A net 4 per cent of the 600 people surveyed still expect house prices to fall, but that compares with a net 45 per cent of that opinion three months ago.
Interest rate expectations have also shifted, with a net 3 per cent now expecting them to rise where a net 30 per cent were looking for further falls three months ago.
But the bank's chief economist, Nick Tuffley, warns that while the market may be reaching a floor, prices remain high by key measures and the impending recovery is likely to be only a shadow of the 2002 to 2007 boom.
"The past few years have seen the housing market swing from an extreme sellers' market to an extreme buyers' market," he said. "The recent lift in the market has seen it move back towards a more normal balance on several measures."
Both the median number of days it takes to sell and listings of homes for sale have fallen back to a more average level.
"Over the rest of 2009 we expect housing turnover to broadly hold on to gains made in the first half of this year and possibly grind up higher. House prices themselves seem to be bottoming out and could even lift slightly late this year."
There was a chance prices might benefit in the short term from by an imbalance of supply and demand driven by a steep drop in new construction over the past 18 months on the one hand and a growing population, boosted by fewer people leaving the country, on the other. "However, we expect the main release valve from a growing population to be a recovery in construction activity over 2010 rather than prices."

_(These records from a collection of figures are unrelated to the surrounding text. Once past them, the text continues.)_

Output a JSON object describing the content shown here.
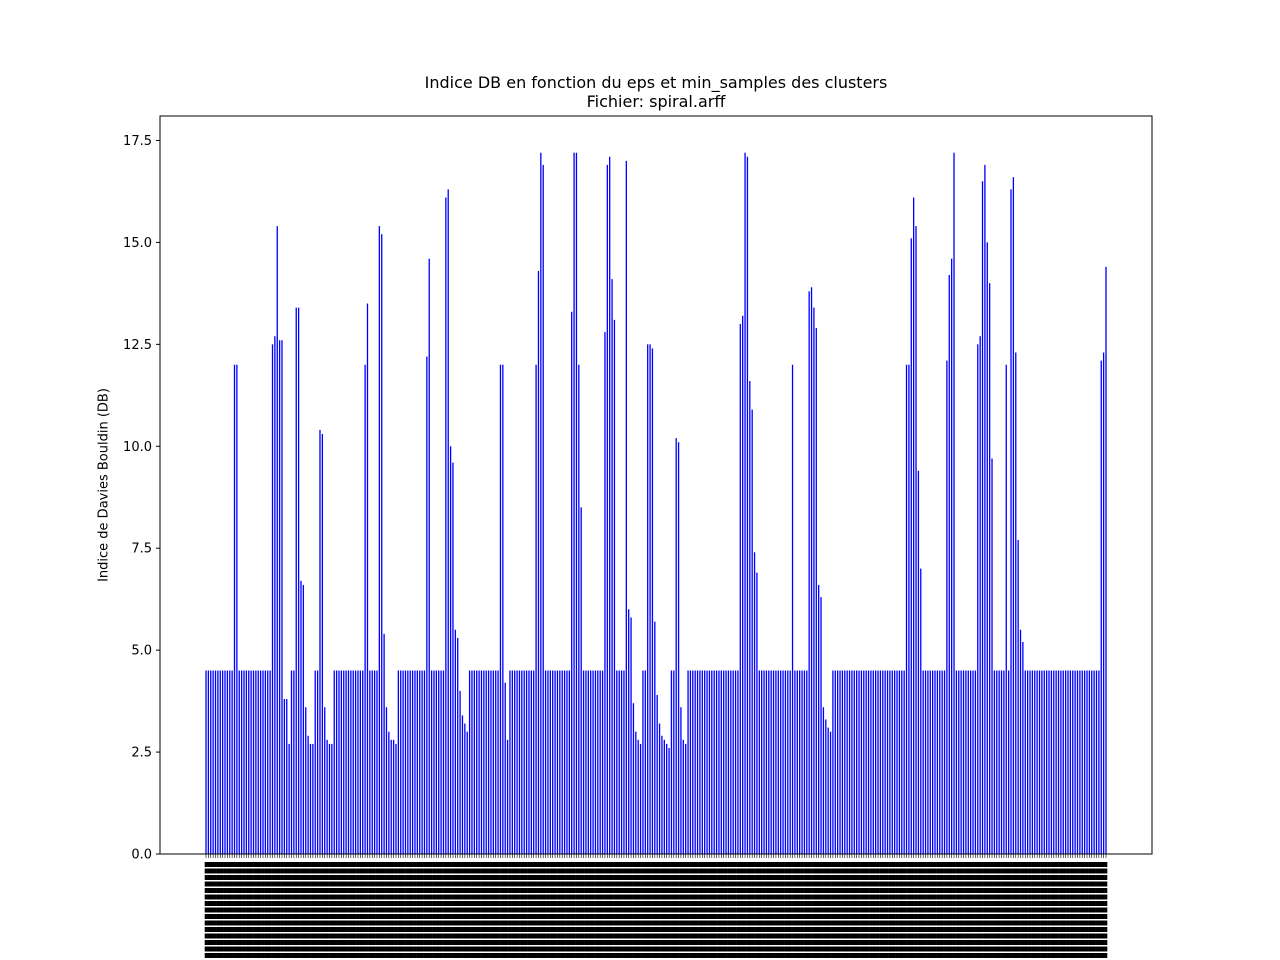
{
  "chart_data": {
    "type": "bar",
    "title": "Indice DB en fonction du eps et min_samples des clusters",
    "subtitle": "Fichier: spiral.arff",
    "xlabel": "",
    "ylabel": "Indice de Davies Bouldin (DB)",
    "ylim": [
      0,
      18.1
    ],
    "yticks": [
      "0.0",
      "2.5",
      "5.0",
      "7.5",
      "10.0",
      "12.5",
      "15.0",
      "17.5"
    ],
    "grid": false,
    "bar_color": "#0000ff",
    "x_tick_labels_legible": false,
    "values": [
      4.5,
      4.5,
      4.5,
      4.5,
      4.5,
      4.5,
      4.5,
      4.5,
      4.5,
      4.5,
      4.5,
      4.5,
      12.0,
      12.0,
      4.5,
      4.5,
      4.5,
      4.5,
      4.5,
      4.5,
      4.5,
      4.5,
      4.5,
      4.5,
      4.5,
      4.5,
      4.5,
      4.5,
      12.5,
      12.7,
      15.4,
      12.6,
      12.6,
      3.8,
      3.8,
      2.7,
      4.5,
      4.5,
      13.4,
      13.4,
      6.7,
      6.6,
      3.6,
      2.9,
      2.7,
      2.7,
      4.5,
      4.5,
      10.4,
      10.3,
      3.6,
      2.8,
      2.7,
      2.7,
      4.5,
      4.5,
      4.5,
      4.5,
      4.5,
      4.5,
      4.5,
      4.5,
      4.5,
      4.5,
      4.5,
      4.5,
      4.5,
      12.0,
      13.5,
      4.5,
      4.5,
      4.5,
      4.5,
      15.4,
      15.2,
      5.4,
      3.6,
      3.0,
      2.8,
      2.8,
      2.7,
      4.5,
      4.5,
      4.5,
      4.5,
      4.5,
      4.5,
      4.5,
      4.5,
      4.5,
      4.5,
      4.5,
      4.5,
      12.2,
      14.6,
      4.5,
      4.5,
      4.5,
      4.5,
      4.5,
      4.5,
      16.1,
      16.3,
      10.0,
      9.6,
      5.5,
      5.3,
      4.0,
      3.4,
      3.2,
      3.0,
      4.5,
      4.5,
      4.5,
      4.5,
      4.5,
      4.5,
      4.5,
      4.5,
      4.5,
      4.5,
      4.5,
      4.5,
      4.5,
      12.0,
      12.0,
      4.2,
      2.8,
      4.5,
      4.5,
      4.5,
      4.5,
      4.5,
      4.5,
      4.5,
      4.5,
      4.5,
      4.5,
      4.5,
      12.0,
      14.3,
      17.2,
      16.9,
      4.5,
      4.5,
      4.5,
      4.5,
      4.5,
      4.5,
      4.5,
      4.5,
      4.5,
      4.5,
      4.5,
      13.3,
      17.2,
      17.2,
      12.0,
      8.5,
      4.5,
      4.5,
      4.5,
      4.5,
      4.5,
      4.5,
      4.5,
      4.5,
      4.5,
      12.8,
      16.9,
      17.1,
      14.1,
      13.1,
      4.5,
      4.5,
      4.5,
      4.5,
      17.0,
      6.0,
      5.8,
      3.7,
      3.0,
      2.8,
      2.7,
      4.5,
      4.5,
      12.5,
      12.5,
      12.4,
      5.7,
      3.9,
      3.2,
      2.9,
      2.8,
      2.7,
      2.6,
      4.5,
      4.5,
      10.2,
      10.1,
      3.6,
      2.8,
      2.7,
      4.5,
      4.5,
      4.5,
      4.5,
      4.5,
      4.5,
      4.5,
      4.5,
      4.5,
      4.5,
      4.5,
      4.5,
      4.5,
      4.5,
      4.5,
      4.5,
      4.5,
      4.5,
      4.5,
      4.5,
      4.5,
      4.5,
      13.0,
      13.2,
      17.2,
      17.1,
      11.6,
      10.9,
      7.4,
      6.9,
      4.5,
      4.5,
      4.5,
      4.5,
      4.5,
      4.5,
      4.5,
      4.5,
      4.5,
      4.5,
      4.5,
      4.5,
      4.5,
      4.5,
      12.0,
      4.5,
      4.5,
      4.5,
      4.5,
      4.5,
      4.5,
      13.8,
      13.9,
      13.4,
      12.9,
      6.6,
      6.3,
      3.6,
      3.3,
      3.1,
      3.0,
      4.5,
      4.5,
      4.5,
      4.5,
      4.5,
      4.5,
      4.5,
      4.5,
      4.5,
      4.5,
      4.5,
      4.5,
      4.5,
      4.5,
      4.5,
      4.5,
      4.5,
      4.5,
      4.5,
      4.5,
      4.5,
      4.5,
      4.5,
      4.5,
      4.5,
      4.5,
      4.5,
      4.5,
      4.5,
      4.5,
      4.5,
      12.0,
      12.0,
      15.1,
      16.1,
      15.4,
      9.4,
      7.0,
      4.5,
      4.5,
      4.5,
      4.5,
      4.5,
      4.5,
      4.5,
      4.5,
      4.5,
      4.5,
      12.1,
      14.2,
      14.6,
      17.2,
      4.5,
      4.5,
      4.5,
      4.5,
      4.5,
      4.5,
      4.5,
      4.5,
      4.5,
      12.5,
      12.7,
      16.5,
      16.9,
      15.0,
      14.0,
      9.7,
      4.5,
      4.5,
      4.5,
      4.5,
      4.5,
      12.0,
      4.5,
      16.3,
      16.6,
      12.3,
      7.7,
      5.5,
      5.2,
      4.5,
      4.5,
      4.5,
      4.5,
      4.5,
      4.5,
      4.5,
      4.5,
      4.5,
      4.5,
      4.5,
      4.5,
      4.5,
      4.5,
      4.5,
      4.5,
      4.5,
      4.5,
      4.5,
      4.5,
      4.5,
      4.5,
      4.5,
      4.5,
      4.5,
      4.5,
      4.5,
      4.5,
      4.5,
      4.5,
      4.5,
      4.5,
      12.1,
      12.3,
      14.4
    ]
  }
}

House prices remained high relative to incomes and rents, he said.
Property investors needed to remember that past performance was not a reliable indictor of future performance.
"Housing had such a tremendous run over the last economic cycle that another strong price performance will be hard to achieve over the next few years - the price correction hasn't been that large."
The starting point is nowhere near where it was before the boom in terms of house prices and debt levels, Tuffley said.
And the world had changed: "It's not an environment where New Zealand can go on forever building up household debt."